The research tackles the dual challenge of capturing complex semantics and a lack of intrinsic tool knowledge within Large Language Models (LLMs). Experiments reveal that ToolWeaver achieves logarithmic vocabulary expansion, a significant improvement over the linear growth experienced with traditional one-token-per-tool methods. This scalability is crucial, as integrating a benchmark of nearly 47,000 tools into a model like Llama-3-8B, with its existing vocabulary of 128,256 tokens, would otherwise require adding a substantial number of out-of-vocabulary tokens. For example, tools like Realtime Weather and Air Quality, when queried together, can share a parent code indicating “outdoor conditions”, allowing the model to infer their relationship and provide more comprehensive answers.

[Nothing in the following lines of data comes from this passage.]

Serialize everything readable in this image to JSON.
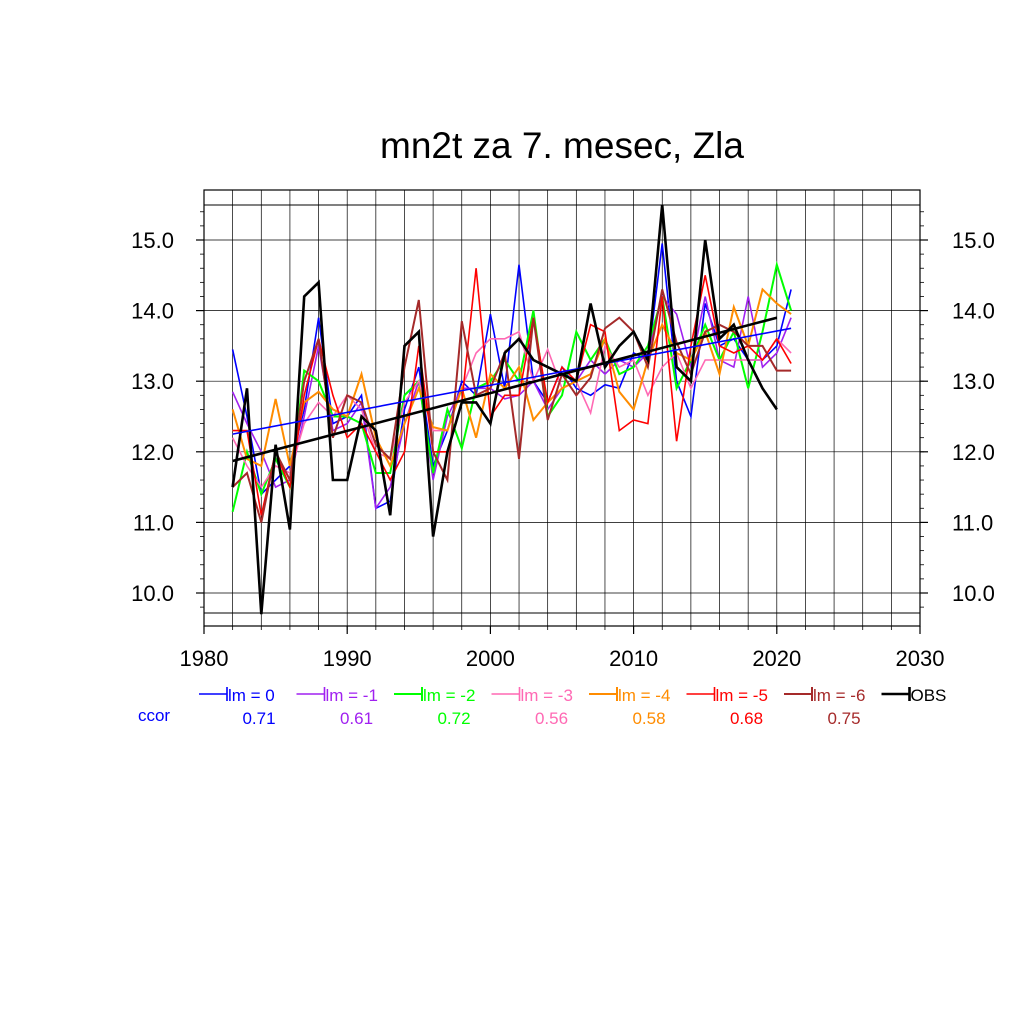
{
  "chart_data": {
    "type": "line",
    "title": "mn2t za 7. mesec, Zla",
    "xlabel": "",
    "ylabel": "",
    "xlim": [
      1980,
      2030
    ],
    "ylim": [
      9.7,
      15.5
    ],
    "x_ticks": [
      "1980",
      "1990",
      "2000",
      "2010",
      "2020",
      "2030"
    ],
    "y_ticks": [
      "10.0",
      "11.0",
      "12.0",
      "13.0",
      "14.0",
      "15.0"
    ],
    "grid": true,
    "legend_position": "bottom",
    "ccor_label": "ccor",
    "ccor_color": "#0000ff",
    "x": [
      1982,
      1983,
      1984,
      1985,
      1986,
      1987,
      1988,
      1989,
      1990,
      1991,
      1992,
      1993,
      1994,
      1995,
      1996,
      1997,
      1998,
      1999,
      2000,
      2001,
      2002,
      2003,
      2004,
      2005,
      2006,
      2007,
      2008,
      2009,
      2010,
      2011,
      2012,
      2013,
      2014,
      2015,
      2016,
      2017,
      2018,
      2019,
      2020,
      2021
    ],
    "series": [
      {
        "name": "lm = 0",
        "ccor": "0.71",
        "color": "#0000ff",
        "line_width": 1.6,
        "values": [
          13.45,
          12.5,
          11.4,
          11.6,
          11.8,
          12.6,
          13.9,
          12.4,
          12.5,
          12.8,
          11.2,
          11.3,
          12.6,
          13.2,
          11.8,
          12.3,
          13.0,
          12.8,
          13.95,
          12.9,
          14.65,
          13.0,
          12.7,
          13.2,
          12.9,
          12.8,
          12.95,
          12.9,
          13.4,
          13.3,
          14.95,
          13.0,
          12.5,
          14.1,
          13.5,
          13.6,
          13.3,
          13.3,
          13.5,
          14.3
        ]
      },
      {
        "name": "lm = -1",
        "ccor": "0.61",
        "color": "#a020f0",
        "line_width": 1.6,
        "values": [
          12.85,
          12.4,
          12.0,
          11.5,
          11.6,
          12.5,
          13.5,
          12.3,
          12.4,
          12.7,
          11.2,
          11.5,
          12.4,
          13.0,
          11.6,
          12.5,
          12.9,
          12.9,
          12.9,
          12.75,
          12.8,
          13.0,
          12.6,
          12.9,
          13.0,
          13.3,
          13.1,
          13.3,
          13.2,
          13.4,
          14.2,
          13.95,
          13.2,
          14.2,
          13.3,
          13.2,
          14.2,
          13.2,
          13.4,
          13.9
        ]
      },
      {
        "name": "lm = -2",
        "ccor": "0.72",
        "color": "#00ff00",
        "line_width": 2.0,
        "values": [
          11.15,
          12.0,
          11.4,
          11.9,
          11.5,
          13.15,
          13.0,
          12.5,
          12.5,
          12.4,
          11.7,
          11.7,
          12.8,
          13.0,
          11.7,
          12.6,
          12.05,
          12.9,
          13.0,
          13.3,
          13.0,
          14.0,
          12.5,
          12.8,
          13.7,
          13.3,
          13.6,
          13.1,
          13.2,
          13.5,
          14.2,
          12.9,
          13.3,
          13.8,
          13.3,
          13.7,
          12.9,
          13.7,
          14.65,
          14.0
        ]
      },
      {
        "name": "lm = -3",
        "ccor": "0.56",
        "color": "#ff69b4",
        "line_width": 1.6,
        "values": [
          12.2,
          11.8,
          11.5,
          11.8,
          11.7,
          12.4,
          12.7,
          12.5,
          12.8,
          12.6,
          12.0,
          11.9,
          12.7,
          13.0,
          12.3,
          12.3,
          12.9,
          13.4,
          13.6,
          13.6,
          13.7,
          13.0,
          13.45,
          12.9,
          13.0,
          12.55,
          13.5,
          13.2,
          13.3,
          12.8,
          13.2,
          13.4,
          12.9,
          13.3,
          13.3,
          13.3,
          13.3,
          13.3,
          13.6,
          13.4
        ]
      },
      {
        "name": "lm = -4",
        "ccor": "0.58",
        "color": "#ff8c00",
        "line_width": 2.0,
        "values": [
          12.6,
          11.9,
          11.8,
          12.75,
          11.8,
          12.7,
          12.85,
          12.6,
          12.5,
          13.1,
          12.2,
          11.8,
          12.4,
          12.9,
          12.35,
          12.3,
          12.9,
          12.2,
          13.1,
          12.9,
          13.2,
          12.45,
          12.7,
          12.9,
          13.0,
          13.1,
          13.6,
          12.85,
          12.6,
          13.3,
          13.8,
          13.4,
          13.3,
          13.7,
          13.1,
          14.05,
          13.5,
          14.3,
          14.1,
          13.95
        ]
      },
      {
        "name": "lm = -5",
        "ccor": "0.68",
        "color": "#ff0000",
        "line_width": 1.6,
        "values": [
          12.3,
          12.3,
          11.1,
          12.0,
          11.5,
          12.8,
          13.6,
          12.8,
          12.2,
          12.4,
          12.0,
          11.6,
          12.0,
          13.5,
          12.0,
          12.0,
          12.7,
          14.6,
          12.5,
          12.8,
          12.8,
          13.9,
          12.7,
          13.2,
          13.0,
          13.8,
          13.7,
          12.3,
          12.45,
          12.4,
          14.2,
          12.15,
          13.5,
          14.5,
          13.5,
          13.4,
          13.5,
          13.3,
          13.6,
          13.25
        ]
      },
      {
        "name": "lm = -6",
        "ccor": "0.75",
        "color": "#a52a2a",
        "line_width": 2.0,
        "values": [
          11.5,
          11.7,
          11.0,
          12.0,
          11.6,
          13.0,
          13.6,
          12.2,
          12.8,
          12.7,
          12.1,
          11.9,
          13.2,
          14.15,
          12.0,
          11.6,
          13.85,
          12.8,
          12.9,
          13.4,
          11.9,
          13.9,
          12.45,
          13.1,
          12.8,
          13.05,
          13.75,
          13.9,
          13.7,
          13.2,
          14.3,
          13.55,
          13.1,
          13.7,
          13.8,
          13.7,
          13.5,
          13.5,
          13.15,
          13.15
        ]
      },
      {
        "name": "OBS",
        "ccor": "",
        "color": "#000000",
        "line_width": 2.6,
        "values": [
          11.5,
          12.9,
          9.7,
          12.1,
          10.9,
          14.2,
          14.4,
          11.6,
          11.6,
          12.5,
          12.3,
          11.1,
          13.5,
          13.7,
          10.8,
          12.0,
          12.7,
          12.7,
          12.4,
          13.4,
          13.6,
          13.3,
          13.2,
          13.1,
          13.0,
          14.1,
          13.2,
          13.5,
          13.7,
          13.3,
          15.5,
          13.2,
          13.0,
          15.0,
          13.6,
          13.8,
          13.3,
          12.9,
          12.6,
          null
        ]
      }
    ],
    "trend_lines": [
      {
        "name": "lm = 0 trend",
        "color": "#0000ff",
        "line_width": 1.6,
        "x": [
          1982,
          2021
        ],
        "values": [
          12.25,
          13.75
        ]
      },
      {
        "name": "OBS trend",
        "color": "#000000",
        "line_width": 2.6,
        "x": [
          1982,
          2020
        ],
        "values": [
          11.87,
          13.9
        ]
      }
    ]
  }
}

This contrasts with previous methods where the model might only check the weather, failing to consider air quality. Measurements confirm that the framework overcomes the semantic bottleneck inherent in assigning unique tokens to each tool, allowing for a richer understanding of tool relationships. Scientists recorded that the collaborative-aware vector quantization process generates these hierarchical structures in an unsupervised manner. This process encourages functionally related tools to share codes, fostering a dense collaborative signal within the model. The work establishes a new paradigm for tool representation, moving beyond flat identifiers to compositional codes that enhance both scalability and reasoning capabilities.

Hierarchical Coding Improves Tool Use Efficiency by reducing

Current tool-use systems often struggle because they assign unique, isolated tokens to each tool, leading to an unmanageable vocabulary size and hindering the model’s ability to understand relationships between tools. Importantly, the framework preserves the model’s core linguistic abilities, as evidenced by consistent summarisation performance and minimal impact on general understanding benchmarks. The authors acknowledge that the ToolBench dataset used in their evaluations was not specifically audited for biases or privacy risks, highlighting the need for careful consideration in real-world deployments. Future research directions include utilising reinforcement learning to enable the autonomous discovery of collaborative patterns between tools.